Les auteurs rappellent la teneur de l’article 48 de la loi du 8 juillet 2013 : « À titre expérimental, pour une durée maximale de trois ans, dans des académies et des conditions déterminées par le ministre chargé de l’éducation nationale, la procédure d’orientation prévue à l’article L. 331-8 du code de l’éducation peut être modifiée après avoir fait l’objet d’une proposition du conseil de classe et au terme d’une concertation approfondie avec l’équipe éducative, la décision d’orientation revienne aux responsables légaux de l’élève ou à celui-ci lorsqu’il est majeur. » Autrement dit, elle modifie l’ultime étape des procédures en attribuant aux parents la responsabilité de la décision. Mais la loi ne dit pas qu’un seul palier d’orientation serait concerné !

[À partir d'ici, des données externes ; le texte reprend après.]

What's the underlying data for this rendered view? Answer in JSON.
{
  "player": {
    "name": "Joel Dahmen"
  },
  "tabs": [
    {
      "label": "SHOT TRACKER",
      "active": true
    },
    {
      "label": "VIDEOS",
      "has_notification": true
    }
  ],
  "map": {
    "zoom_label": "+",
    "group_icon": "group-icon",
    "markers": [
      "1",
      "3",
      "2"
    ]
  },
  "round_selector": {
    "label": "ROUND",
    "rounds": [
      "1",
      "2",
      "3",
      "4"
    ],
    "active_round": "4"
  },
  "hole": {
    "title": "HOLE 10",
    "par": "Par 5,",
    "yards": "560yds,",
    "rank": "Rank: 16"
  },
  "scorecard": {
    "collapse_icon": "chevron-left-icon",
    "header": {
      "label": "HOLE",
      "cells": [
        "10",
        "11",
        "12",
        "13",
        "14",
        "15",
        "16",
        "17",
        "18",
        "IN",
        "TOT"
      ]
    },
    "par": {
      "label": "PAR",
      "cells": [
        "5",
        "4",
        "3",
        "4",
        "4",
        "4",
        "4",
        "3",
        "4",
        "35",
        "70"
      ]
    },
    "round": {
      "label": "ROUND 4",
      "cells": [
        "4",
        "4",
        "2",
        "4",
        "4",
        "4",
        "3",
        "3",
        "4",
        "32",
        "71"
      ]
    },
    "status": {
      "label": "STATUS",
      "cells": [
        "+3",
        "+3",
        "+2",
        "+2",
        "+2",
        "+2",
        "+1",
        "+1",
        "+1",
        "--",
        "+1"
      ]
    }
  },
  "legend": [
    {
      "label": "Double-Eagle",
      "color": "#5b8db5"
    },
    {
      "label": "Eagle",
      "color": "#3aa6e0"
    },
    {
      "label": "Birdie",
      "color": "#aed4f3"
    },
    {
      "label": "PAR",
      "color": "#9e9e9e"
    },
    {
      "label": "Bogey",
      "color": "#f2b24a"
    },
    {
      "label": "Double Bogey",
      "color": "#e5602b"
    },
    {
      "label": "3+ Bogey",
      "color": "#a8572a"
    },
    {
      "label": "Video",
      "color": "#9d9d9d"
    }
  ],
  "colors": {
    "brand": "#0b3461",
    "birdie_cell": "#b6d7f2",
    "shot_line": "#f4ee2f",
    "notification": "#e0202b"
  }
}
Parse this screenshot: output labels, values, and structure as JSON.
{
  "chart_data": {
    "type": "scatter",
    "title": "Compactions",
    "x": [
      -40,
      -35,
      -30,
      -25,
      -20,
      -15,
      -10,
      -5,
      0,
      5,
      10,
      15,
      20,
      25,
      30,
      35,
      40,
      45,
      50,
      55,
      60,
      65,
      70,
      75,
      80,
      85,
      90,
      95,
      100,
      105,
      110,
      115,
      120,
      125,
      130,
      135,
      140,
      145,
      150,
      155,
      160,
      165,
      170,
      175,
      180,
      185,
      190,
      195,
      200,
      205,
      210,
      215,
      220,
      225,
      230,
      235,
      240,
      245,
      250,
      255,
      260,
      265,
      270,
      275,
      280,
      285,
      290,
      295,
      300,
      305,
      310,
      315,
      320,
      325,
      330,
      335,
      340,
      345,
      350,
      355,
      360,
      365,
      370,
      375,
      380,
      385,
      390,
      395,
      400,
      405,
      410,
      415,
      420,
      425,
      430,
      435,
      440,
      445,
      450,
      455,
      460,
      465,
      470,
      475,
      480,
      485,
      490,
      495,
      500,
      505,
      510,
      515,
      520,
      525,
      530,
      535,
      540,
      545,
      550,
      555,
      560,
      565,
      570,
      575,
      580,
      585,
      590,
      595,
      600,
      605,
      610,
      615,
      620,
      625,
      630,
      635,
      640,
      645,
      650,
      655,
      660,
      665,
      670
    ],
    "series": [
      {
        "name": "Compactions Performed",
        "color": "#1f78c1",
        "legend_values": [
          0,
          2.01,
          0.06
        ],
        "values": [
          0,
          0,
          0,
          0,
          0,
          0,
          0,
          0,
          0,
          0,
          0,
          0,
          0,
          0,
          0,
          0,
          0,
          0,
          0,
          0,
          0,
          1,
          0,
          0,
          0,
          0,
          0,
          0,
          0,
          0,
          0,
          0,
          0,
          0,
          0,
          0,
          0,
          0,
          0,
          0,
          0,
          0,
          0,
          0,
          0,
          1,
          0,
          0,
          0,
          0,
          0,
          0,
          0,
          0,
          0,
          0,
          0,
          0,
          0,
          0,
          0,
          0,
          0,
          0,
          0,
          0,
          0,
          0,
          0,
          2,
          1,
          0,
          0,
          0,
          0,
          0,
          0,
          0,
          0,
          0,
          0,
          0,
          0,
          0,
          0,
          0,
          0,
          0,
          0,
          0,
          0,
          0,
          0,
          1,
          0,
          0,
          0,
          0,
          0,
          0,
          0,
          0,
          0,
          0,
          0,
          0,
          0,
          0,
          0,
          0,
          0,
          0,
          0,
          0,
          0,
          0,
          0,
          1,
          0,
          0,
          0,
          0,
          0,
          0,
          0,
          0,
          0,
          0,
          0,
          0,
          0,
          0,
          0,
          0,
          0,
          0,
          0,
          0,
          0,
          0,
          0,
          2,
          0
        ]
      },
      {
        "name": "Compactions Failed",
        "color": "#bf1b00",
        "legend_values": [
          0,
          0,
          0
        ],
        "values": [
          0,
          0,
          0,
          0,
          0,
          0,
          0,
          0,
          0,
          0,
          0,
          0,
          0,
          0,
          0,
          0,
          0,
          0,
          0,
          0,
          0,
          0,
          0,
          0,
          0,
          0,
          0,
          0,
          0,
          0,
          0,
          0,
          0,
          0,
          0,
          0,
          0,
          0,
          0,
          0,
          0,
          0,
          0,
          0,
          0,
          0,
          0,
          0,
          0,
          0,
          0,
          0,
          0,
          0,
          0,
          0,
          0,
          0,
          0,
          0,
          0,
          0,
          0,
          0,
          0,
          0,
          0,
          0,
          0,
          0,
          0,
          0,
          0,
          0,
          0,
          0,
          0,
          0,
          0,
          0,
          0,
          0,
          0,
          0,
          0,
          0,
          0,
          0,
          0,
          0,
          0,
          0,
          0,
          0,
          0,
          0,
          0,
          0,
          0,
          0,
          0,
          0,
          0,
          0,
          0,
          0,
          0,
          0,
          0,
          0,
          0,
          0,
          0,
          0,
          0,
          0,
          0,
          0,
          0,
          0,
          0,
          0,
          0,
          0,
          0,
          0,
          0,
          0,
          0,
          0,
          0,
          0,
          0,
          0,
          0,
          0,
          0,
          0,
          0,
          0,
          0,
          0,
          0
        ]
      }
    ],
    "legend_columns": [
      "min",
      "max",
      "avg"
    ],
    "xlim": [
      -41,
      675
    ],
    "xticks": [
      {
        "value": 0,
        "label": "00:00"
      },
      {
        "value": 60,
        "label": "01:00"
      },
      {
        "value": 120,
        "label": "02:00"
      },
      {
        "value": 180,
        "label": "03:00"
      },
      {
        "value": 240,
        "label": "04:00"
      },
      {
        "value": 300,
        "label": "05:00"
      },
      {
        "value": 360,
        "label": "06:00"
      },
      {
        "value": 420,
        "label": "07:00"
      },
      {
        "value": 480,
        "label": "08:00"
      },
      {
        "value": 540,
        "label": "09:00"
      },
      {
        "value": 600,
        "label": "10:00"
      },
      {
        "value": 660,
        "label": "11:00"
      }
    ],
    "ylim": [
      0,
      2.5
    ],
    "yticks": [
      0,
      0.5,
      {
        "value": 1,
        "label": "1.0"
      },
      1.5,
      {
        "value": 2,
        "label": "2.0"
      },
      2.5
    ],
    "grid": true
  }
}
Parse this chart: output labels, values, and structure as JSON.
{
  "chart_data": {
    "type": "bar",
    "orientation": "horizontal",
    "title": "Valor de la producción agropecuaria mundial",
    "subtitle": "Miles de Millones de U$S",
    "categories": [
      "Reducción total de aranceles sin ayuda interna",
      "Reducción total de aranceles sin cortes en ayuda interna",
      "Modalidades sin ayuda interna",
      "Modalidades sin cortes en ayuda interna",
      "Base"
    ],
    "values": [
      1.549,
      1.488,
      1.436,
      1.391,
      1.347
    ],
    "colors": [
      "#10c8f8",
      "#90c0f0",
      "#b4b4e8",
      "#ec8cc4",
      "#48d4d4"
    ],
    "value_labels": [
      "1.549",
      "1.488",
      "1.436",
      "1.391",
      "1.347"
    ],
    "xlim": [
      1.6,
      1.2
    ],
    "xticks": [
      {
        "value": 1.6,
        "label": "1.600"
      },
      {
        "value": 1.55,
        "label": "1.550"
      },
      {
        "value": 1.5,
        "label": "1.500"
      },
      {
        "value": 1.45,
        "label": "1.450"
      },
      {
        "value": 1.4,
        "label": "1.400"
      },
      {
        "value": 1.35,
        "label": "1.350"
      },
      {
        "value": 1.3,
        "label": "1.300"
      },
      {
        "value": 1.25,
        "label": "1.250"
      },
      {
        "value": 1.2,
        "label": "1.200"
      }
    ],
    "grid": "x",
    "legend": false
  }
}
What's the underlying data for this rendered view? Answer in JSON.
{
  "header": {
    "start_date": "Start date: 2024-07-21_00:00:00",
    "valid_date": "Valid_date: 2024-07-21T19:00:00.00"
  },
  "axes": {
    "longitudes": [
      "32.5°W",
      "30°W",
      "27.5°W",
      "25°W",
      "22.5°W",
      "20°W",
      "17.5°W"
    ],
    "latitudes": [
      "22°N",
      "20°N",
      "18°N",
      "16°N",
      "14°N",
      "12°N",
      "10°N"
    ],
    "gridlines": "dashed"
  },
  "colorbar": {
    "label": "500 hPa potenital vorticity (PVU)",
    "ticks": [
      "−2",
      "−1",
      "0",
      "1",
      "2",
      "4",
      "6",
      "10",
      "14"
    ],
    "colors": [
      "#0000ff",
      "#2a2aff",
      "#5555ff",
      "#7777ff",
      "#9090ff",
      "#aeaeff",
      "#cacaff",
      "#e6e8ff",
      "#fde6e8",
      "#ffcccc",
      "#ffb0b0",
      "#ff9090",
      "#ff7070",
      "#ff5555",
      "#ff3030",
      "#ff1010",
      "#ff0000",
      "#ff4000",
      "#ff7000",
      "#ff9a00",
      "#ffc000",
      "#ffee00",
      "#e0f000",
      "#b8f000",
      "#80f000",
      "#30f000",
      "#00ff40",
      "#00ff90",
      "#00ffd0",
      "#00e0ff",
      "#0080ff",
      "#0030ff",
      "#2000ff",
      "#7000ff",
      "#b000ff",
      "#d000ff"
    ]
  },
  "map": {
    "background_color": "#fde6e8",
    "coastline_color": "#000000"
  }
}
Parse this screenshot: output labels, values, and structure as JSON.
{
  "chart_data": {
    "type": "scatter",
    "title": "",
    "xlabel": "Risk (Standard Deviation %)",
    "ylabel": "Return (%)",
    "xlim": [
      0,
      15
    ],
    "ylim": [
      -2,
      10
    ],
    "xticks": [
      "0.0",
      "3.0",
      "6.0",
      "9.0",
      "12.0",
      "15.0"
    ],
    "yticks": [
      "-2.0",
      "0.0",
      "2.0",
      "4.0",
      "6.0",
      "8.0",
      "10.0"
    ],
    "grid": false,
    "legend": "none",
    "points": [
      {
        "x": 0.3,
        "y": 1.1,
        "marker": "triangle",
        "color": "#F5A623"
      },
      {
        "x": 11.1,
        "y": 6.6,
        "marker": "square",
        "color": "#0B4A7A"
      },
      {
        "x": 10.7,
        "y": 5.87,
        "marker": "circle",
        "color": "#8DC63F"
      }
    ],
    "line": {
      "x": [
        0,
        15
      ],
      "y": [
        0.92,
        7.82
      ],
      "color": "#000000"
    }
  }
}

Aussi, il est curieux de prendre connaissance du plan d’expérimentation : « Le cahier des charges annexé à la lettre adressée par la DGESCO aux recteurs1 précise que l’expérimentation vise d’abord à favoriser l’expression d’un choix éclairé qui ne soit pas imposé. Sont également précisés les niveaux concernés et le calendrier du déroulement de l’expérimentation : les classes de troisième pour l’orientation en fin d’année 2013?2014, celles de quatrième pour l’orientation en fin d’année 2014?2015. »
Pourquoi commencer par la fin ?
Pourquoi diable commencer par la fin du processus, par la classe de troisième ? Si un changement de mentalité, d’attitude, de pratique de la part de tous les acteurs en jeu est recherché, alors la « logique » voudrait que l’on commence la mise en œuvre par son origine, la classe de sixième. Mais cela serait sans doute peu médiatique !
Lors du lancement de l’expérimentation j’avais publié un article sur mon blog daté du 23 février 2013 : Expérimentation des procédures d’orientation en troisième. Je m’interrogeais : « Comment espérer qu’une décision d’une famille, différente de la décision de l’établissement ne soit pas vécue comme un désaccord conflictuel après toutes les étapes de la procédure ? Pour qu’il n’en soit pas ainsi, il faudrait qu’une relation de conseil auprès de la famille, et inversement auprès de l’établissement puisse être instaurée. Bien difficile d’imaginer cela. Mais admettons qu’elle soit possible. Cela supposerait une relation de confiance mutuelle, de telle sorte que le constat d’un désaccord ne soit pas interprété sur le mode conflictuel. » Or, le fonctionnement de nos procédures repose sur une conception conflictuelle de la relation école-parents, les procédures formulant la règle pour sortir de ce conflit.
Que va conclure le ministère ? Sans doute qu’il n’y a pas lieu de changer et de supprimer les procédures dans l’espace du collège. En fait il a déjà conclu en maintenant les procédures et en réduisant leur pouvoir. Le décret récemment publié (décret n°2014-13277 du 18 novembre 2014) supprime en grande partie le redoublement comme décision d’orientation.
Et par ailleurs, on va sans doute poursuivre les injonctions et autres dispositifs pour augmenter les moments de rencontres entre les acteurs au sujet de l’orientation des élèves, entretiens et rencontres obligatoires par exemple, mais sans modifier d’un iota la contrainte des procédures d’orientation. Au fond, beaucoup s’arrangent bien d’un collège trieur. La structure de l’enseignement post-collège nécessite encore cette fonction de la part du collège.